The often charming, occasionally nasty characters from Faerie Wars have returned for another adventure full of plots and counterplots, woven together in patterns that may leave your head spinning. Plus there are some new players, including the elusive and freakishly powerful Forest Faeries (a.k.a. Feral Fairies), a race of wormlike symbiotes called Wangaramas, a mad queen, and a friendly endolg (what I like to think of as a walking, talking area rug).
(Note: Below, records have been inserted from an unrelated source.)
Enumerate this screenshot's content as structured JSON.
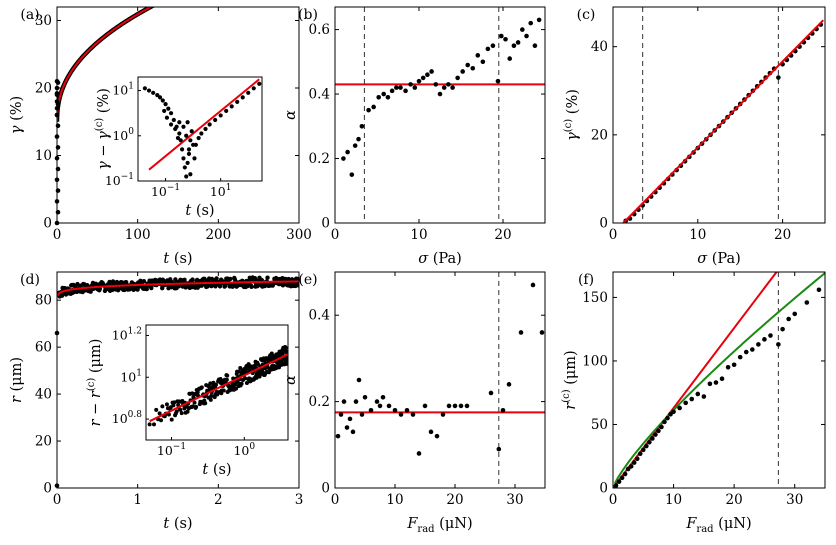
{
  "colors": {
    "fit_red": "#e8000b",
    "fit_green": "#1b8a12",
    "points": "#000000",
    "dashed": "#333333"
  },
  "chart_data": [
    {
      "panel": "(a)",
      "type": "line",
      "xlabel": {
        "var": "t",
        "unit": "(s)"
      },
      "ylabel": {
        "var": "γ",
        "unit": "(%)"
      },
      "xlim": [
        0,
        300
      ],
      "ylim": [
        0,
        32
      ],
      "xticks": [
        0,
        100,
        200,
        300
      ],
      "yticks": [
        0,
        10,
        20,
        30
      ],
      "fit": {
        "color": "red",
        "model": "power",
        "a": 15.0,
        "b": 2.1,
        "alpha": 0.44
      },
      "scatter_early": {
        "t": [
          0,
          0.3,
          0.6,
          0.9,
          1.2,
          1.5,
          1.8,
          2.1,
          2.5,
          3,
          3.5,
          4,
          5,
          6,
          7,
          8,
          10,
          12,
          15,
          20,
          30,
          45,
          60,
          80,
          100,
          130,
          160,
          200,
          240,
          280,
          300
        ],
        "y": [
          0,
          1,
          2,
          3,
          4.5,
          6,
          8,
          10,
          12,
          14,
          16,
          17,
          18,
          19,
          19.5,
          20,
          20.5,
          21,
          21.5,
          22,
          23,
          24,
          25,
          26,
          27,
          28,
          29,
          30,
          30.5,
          31,
          31.5
        ]
      },
      "inset": {
        "xlabel": {
          "var": "t",
          "unit": "(s)"
        },
        "ylabel": {
          "text": "γ − γ",
          "sub": "0",
          "sup": "(c)",
          "unit": "(%)"
        },
        "xlog": [
          -2,
          2.5
        ],
        "ylog": [
          -1,
          1.3
        ],
        "xticks": [
          {
            "exp": -1,
            "label": "10"
          },
          {
            "exp": 1,
            "label": "10"
          }
        ],
        "yticks": [
          {
            "exp": -1,
            "label": "10"
          },
          {
            "exp": 0,
            "label": "10"
          },
          {
            "exp": 1,
            "label": "10"
          }
        ],
        "xtick_sup": [
          "−1",
          "1"
        ],
        "ytick_sup": [
          "−1",
          "0",
          "1"
        ],
        "fit": {
          "exp0": -1.6,
          "val0": -0.75,
          "exp1": 2.4,
          "val1": 1.25
        },
        "points_logxy": [
          [
            -1.75,
            1.05
          ],
          [
            -1.6,
            1.0
          ],
          [
            -1.45,
            0.95
          ],
          [
            -1.3,
            0.9
          ],
          [
            -1.2,
            0.85
          ],
          [
            -1.1,
            0.78
          ],
          [
            -1.0,
            0.7
          ],
          [
            -0.9,
            0.6
          ],
          [
            -0.8,
            0.5
          ],
          [
            -0.7,
            0.35
          ],
          [
            -0.6,
            0.2
          ],
          [
            -0.5,
            0.05
          ],
          [
            -0.45,
            -0.1
          ],
          [
            -0.4,
            -0.3
          ],
          [
            -0.35,
            -0.5
          ],
          [
            -0.3,
            -0.7
          ],
          [
            -0.25,
            -0.9
          ],
          [
            -0.2,
            -0.6
          ],
          [
            -0.15,
            -0.3
          ],
          [
            -0.1,
            -0.1
          ],
          [
            -0.05,
            0.1
          ],
          [
            0,
            -0.2
          ],
          [
            -0.2,
            0.3
          ],
          [
            -0.35,
            0.2
          ],
          [
            -0.55,
            -0.05
          ],
          [
            -0.65,
            0.15
          ],
          [
            -0.8,
            0.25
          ],
          [
            -0.95,
            0.4
          ],
          [
            -1.05,
            0.55
          ],
          [
            -0.5,
            0.3
          ],
          [
            -0.25,
            0.0
          ],
          [
            -0.15,
            -0.4
          ],
          [
            -0.1,
            -0.85
          ],
          [
            0.05,
            -0.5
          ],
          [
            0.1,
            -0.2
          ],
          [
            0.2,
            -0.05
          ],
          [
            0.3,
            0.05
          ],
          [
            0.45,
            0.15
          ],
          [
            0.6,
            0.25
          ],
          [
            0.8,
            0.35
          ],
          [
            1.0,
            0.45
          ],
          [
            1.2,
            0.55
          ],
          [
            1.4,
            0.65
          ],
          [
            1.6,
            0.75
          ],
          [
            1.8,
            0.85
          ],
          [
            2.0,
            0.95
          ],
          [
            2.2,
            1.05
          ],
          [
            2.4,
            1.15
          ]
        ]
      }
    },
    {
      "panel": "(b)",
      "type": "scatter",
      "xlabel": {
        "var": "σ",
        "unit": "(Pa)"
      },
      "ylabel": {
        "var": "α"
      },
      "xlim": [
        0,
        25
      ],
      "ylim": [
        0,
        0.67
      ],
      "xticks": [
        0,
        10,
        20
      ],
      "yticks": [
        0,
        0.2,
        0.4,
        0.6
      ],
      "ytick_labels": [
        "0",
        "0.2",
        "0.4",
        "0.6"
      ],
      "hline": 0.43,
      "vlines": [
        3.5,
        19.5
      ],
      "points": [
        [
          1,
          0.2
        ],
        [
          1.5,
          0.22
        ],
        [
          2,
          0.15
        ],
        [
          2.4,
          0.24
        ],
        [
          2.8,
          0.26
        ],
        [
          3.2,
          0.3
        ],
        [
          4,
          0.35
        ],
        [
          4.6,
          0.36
        ],
        [
          5.2,
          0.39
        ],
        [
          5.8,
          0.4
        ],
        [
          6.3,
          0.39
        ],
        [
          6.8,
          0.41
        ],
        [
          7.3,
          0.42
        ],
        [
          7.8,
          0.42
        ],
        [
          8.4,
          0.41
        ],
        [
          9,
          0.43
        ],
        [
          9.5,
          0.42
        ],
        [
          10,
          0.44
        ],
        [
          10.5,
          0.45
        ],
        [
          11,
          0.46
        ],
        [
          11.5,
          0.47
        ],
        [
          12,
          0.43
        ],
        [
          12.5,
          0.4
        ],
        [
          13,
          0.42
        ],
        [
          13.5,
          0.43
        ],
        [
          14,
          0.42
        ],
        [
          14.6,
          0.45
        ],
        [
          15.2,
          0.47
        ],
        [
          15.8,
          0.49
        ],
        [
          16.4,
          0.48
        ],
        [
          17,
          0.52
        ],
        [
          17.6,
          0.5
        ],
        [
          18.2,
          0.54
        ],
        [
          18.8,
          0.55
        ],
        [
          19.4,
          0.44
        ],
        [
          19.8,
          0.58
        ],
        [
          20.3,
          0.57
        ],
        [
          20.8,
          0.51
        ],
        [
          21.3,
          0.55
        ],
        [
          21.8,
          0.56
        ],
        [
          22.3,
          0.6
        ],
        [
          22.8,
          0.58
        ],
        [
          23.3,
          0.62
        ],
        [
          23.8,
          0.55
        ],
        [
          24.3,
          0.63
        ]
      ]
    },
    {
      "panel": "(c)",
      "type": "scatter",
      "xlabel": {
        "var": "σ",
        "unit": "(Pa)"
      },
      "ylabel": {
        "text": "γ",
        "sub": "0",
        "sup": "(c)",
        "unit": "(%)"
      },
      "xlim": [
        0,
        25
      ],
      "ylim": [
        0,
        49
      ],
      "xticks": [
        0,
        10,
        20
      ],
      "yticks": [
        0,
        20,
        40
      ],
      "vlines": [
        3.5,
        19.5
      ],
      "fit": {
        "x": [
          1.2,
          24.8
        ],
        "y": [
          0,
          46
        ]
      },
      "points": [
        [
          1.5,
          0.5
        ],
        [
          2,
          1
        ],
        [
          2.5,
          2
        ],
        [
          3,
          3
        ],
        [
          3.5,
          4
        ],
        [
          4,
          5
        ],
        [
          4.5,
          6
        ],
        [
          5,
          7
        ],
        [
          5.5,
          8
        ],
        [
          6,
          9
        ],
        [
          6.5,
          10
        ],
        [
          7,
          11
        ],
        [
          7.5,
          12
        ],
        [
          8,
          13
        ],
        [
          8.5,
          14
        ],
        [
          9,
          15
        ],
        [
          9.5,
          16
        ],
        [
          10,
          17
        ],
        [
          10.5,
          18
        ],
        [
          11,
          19
        ],
        [
          11.5,
          20
        ],
        [
          12,
          21
        ],
        [
          12.5,
          22
        ],
        [
          13,
          23
        ],
        [
          13.5,
          24
        ],
        [
          14,
          25
        ],
        [
          14.5,
          26
        ],
        [
          15,
          27
        ],
        [
          15.5,
          28
        ],
        [
          16,
          29
        ],
        [
          16.5,
          30
        ],
        [
          17,
          31
        ],
        [
          17.5,
          32
        ],
        [
          18,
          33
        ],
        [
          18.5,
          34
        ],
        [
          19,
          35
        ],
        [
          19.5,
          33
        ],
        [
          20,
          36
        ],
        [
          20.5,
          37
        ],
        [
          21,
          38
        ],
        [
          21.5,
          39
        ],
        [
          22,
          40
        ],
        [
          22.5,
          41
        ],
        [
          23,
          42
        ],
        [
          23.5,
          43
        ],
        [
          24,
          44
        ],
        [
          24.5,
          45
        ]
      ]
    },
    {
      "panel": "(d)",
      "type": "line",
      "xlabel": {
        "var": "t",
        "unit": "(s)"
      },
      "ylabel": {
        "var": "r",
        "unit": "(μm)"
      },
      "xlim": [
        0,
        3
      ],
      "ylim": [
        0,
        92
      ],
      "xticks": [
        0,
        1,
        2,
        3
      ],
      "yticks": [
        0,
        20,
        40,
        60,
        80
      ],
      "inset": {
        "xlabel": {
          "var": "t",
          "unit": "(s)"
        },
        "ylabel": {
          "text": "r − r",
          "sub": "0",
          "sup": "(c)",
          "unit": "(μm)"
        },
        "xlog": [
          -1.35,
          0.6
        ],
        "ylog": [
          0.7,
          1.25
        ],
        "xticks": [
          {
            "exp": -1,
            "label": "10"
          },
          {
            "exp": 0,
            "label": "10"
          }
        ],
        "xtick_sup": [
          "−1",
          "0"
        ],
        "yticks": [
          {
            "exp": 0.8,
            "label": "10"
          },
          {
            "exp": 1,
            "label": "10"
          },
          {
            "exp": 1.2,
            "label": "10"
          }
        ],
        "ytick_sup": [
          "0.8",
          "1",
          "1.2"
        ],
        "fit": {
          "exp0": -1.3,
          "val0": 0.79,
          "exp1": 0.6,
          "val1": 1.11
        }
      }
    },
    {
      "panel": "(e)",
      "type": "scatter",
      "xlabel": {
        "var": "F",
        "sub": "rad",
        "unit": "(μN)"
      },
      "ylabel": {
        "var": "α"
      },
      "xlim": [
        0,
        35
      ],
      "ylim": [
        0,
        0.5
      ],
      "xticks": [
        0,
        10,
        20,
        30
      ],
      "yticks": [
        0,
        0.2,
        0.4
      ],
      "ytick_labels": [
        "0",
        "0.2",
        "0.4"
      ],
      "hline": 0.175,
      "vlines": [
        27.3
      ],
      "points": [
        [
          0.5,
          0.12
        ],
        [
          1,
          0.17
        ],
        [
          1.5,
          0.2
        ],
        [
          2,
          0.14
        ],
        [
          2.5,
          0.16
        ],
        [
          3,
          0.13
        ],
        [
          3.5,
          0.2
        ],
        [
          4,
          0.25
        ],
        [
          4.5,
          0.17
        ],
        [
          5,
          0.21
        ],
        [
          6,
          0.18
        ],
        [
          7,
          0.2
        ],
        [
          7.5,
          0.19
        ],
        [
          8,
          0.21
        ],
        [
          9,
          0.19
        ],
        [
          10,
          0.18
        ],
        [
          11,
          0.17
        ],
        [
          12,
          0.18
        ],
        [
          13,
          0.17
        ],
        [
          14,
          0.08
        ],
        [
          15,
          0.19
        ],
        [
          16,
          0.13
        ],
        [
          17,
          0.12
        ],
        [
          18,
          0.17
        ],
        [
          19,
          0.19
        ],
        [
          20,
          0.19
        ],
        [
          21,
          0.19
        ],
        [
          22,
          0.19
        ],
        [
          26,
          0.22
        ],
        [
          27.3,
          0.09
        ],
        [
          28,
          0.18
        ],
        [
          29,
          0.24
        ],
        [
          31,
          0.36
        ],
        [
          33,
          0.47
        ],
        [
          34.5,
          0.36
        ]
      ]
    },
    {
      "panel": "(f)",
      "type": "scatter",
      "xlabel": {
        "var": "F",
        "sub": "rad",
        "unit": "(μN)"
      },
      "ylabel": {
        "text": "r",
        "sub": "0",
        "sup": "(c)",
        "unit": "(μm)"
      },
      "xlim": [
        0,
        35
      ],
      "ylim": [
        0,
        170
      ],
      "xticks": [
        0,
        10,
        20,
        30
      ],
      "yticks": [
        0,
        50,
        100,
        150
      ],
      "vlines": [
        27.3
      ],
      "fit_red": {
        "x": [
          0,
          27
        ],
        "y": [
          0,
          170
        ]
      },
      "fit_green": {
        "model": "power",
        "a": 9.5,
        "b": 0.81,
        "x": [
          0.3,
          35
        ]
      },
      "points": [
        [
          0.5,
          2
        ],
        [
          1,
          5
        ],
        [
          1.5,
          8
        ],
        [
          2,
          11
        ],
        [
          2.5,
          15
        ],
        [
          3,
          17
        ],
        [
          3.5,
          20
        ],
        [
          4,
          23
        ],
        [
          4.5,
          27
        ],
        [
          5,
          30
        ],
        [
          5.5,
          33
        ],
        [
          6,
          36
        ],
        [
          6.5,
          39
        ],
        [
          7,
          42
        ],
        [
          7.5,
          45
        ],
        [
          8,
          48
        ],
        [
          8.5,
          52
        ],
        [
          9,
          55
        ],
        [
          9.5,
          58
        ],
        [
          10,
          60
        ],
        [
          11,
          63
        ],
        [
          12,
          67
        ],
        [
          13,
          70
        ],
        [
          14,
          74
        ],
        [
          15,
          72
        ],
        [
          16,
          82
        ],
        [
          17,
          83
        ],
        [
          18,
          86
        ],
        [
          19,
          95
        ],
        [
          20,
          97
        ],
        [
          21,
          103
        ],
        [
          22,
          107
        ],
        [
          23,
          109
        ],
        [
          24,
          113
        ],
        [
          25,
          117
        ],
        [
          26,
          120
        ],
        [
          27.3,
          113
        ],
        [
          28,
          125
        ],
        [
          29,
          133
        ],
        [
          30,
          137
        ],
        [
          32,
          146
        ],
        [
          34,
          156
        ]
      ]
    }
  ]
}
Pyrgus doesn’t care for the throne, but he’s willing to fight to keep Lord Hairstreak and his puppets off it. Facing desperate dangers with him are his sister Holly Blue, his Analog-Realm-born counselor Mr. Fogarty, and a really attractive Forest Fairy who has an embarrassing tendency to save his life. While they try to save the late Emperor (Pyrgus’ father) from a fate worse than death, and while Henry tries to escape from the palace dungeons, Lord Hairstreak is letting evil Fairies of the Night run rampant through the capital city. Meanwhile, his fellow villains Silas Brimstone and Jasper Chalkhill are each doing dastardly deeds of their own – including murder, summoning demons, and plotting assassinations and revolutions. But it will finally be Pyrgus himself who proves to be his worst enemy, leading to a final surprise.

I enjoyed this book, but not quite as much as the original Faerie Wars. Maybe this is what comes of not using valuable space reminding readers of what happened in the previous book (which I had mostly forgotten by the time I read this one). Or maybe it should be a caution against trying to juggle too many plot threads at the same time. I missed the sense of any one thread, or character, or relationship, getting the development it deserved. As I said, I thought Faerie Wars was better – and I hope to enjoy the third book in the series, Ruler of the Realm, even more.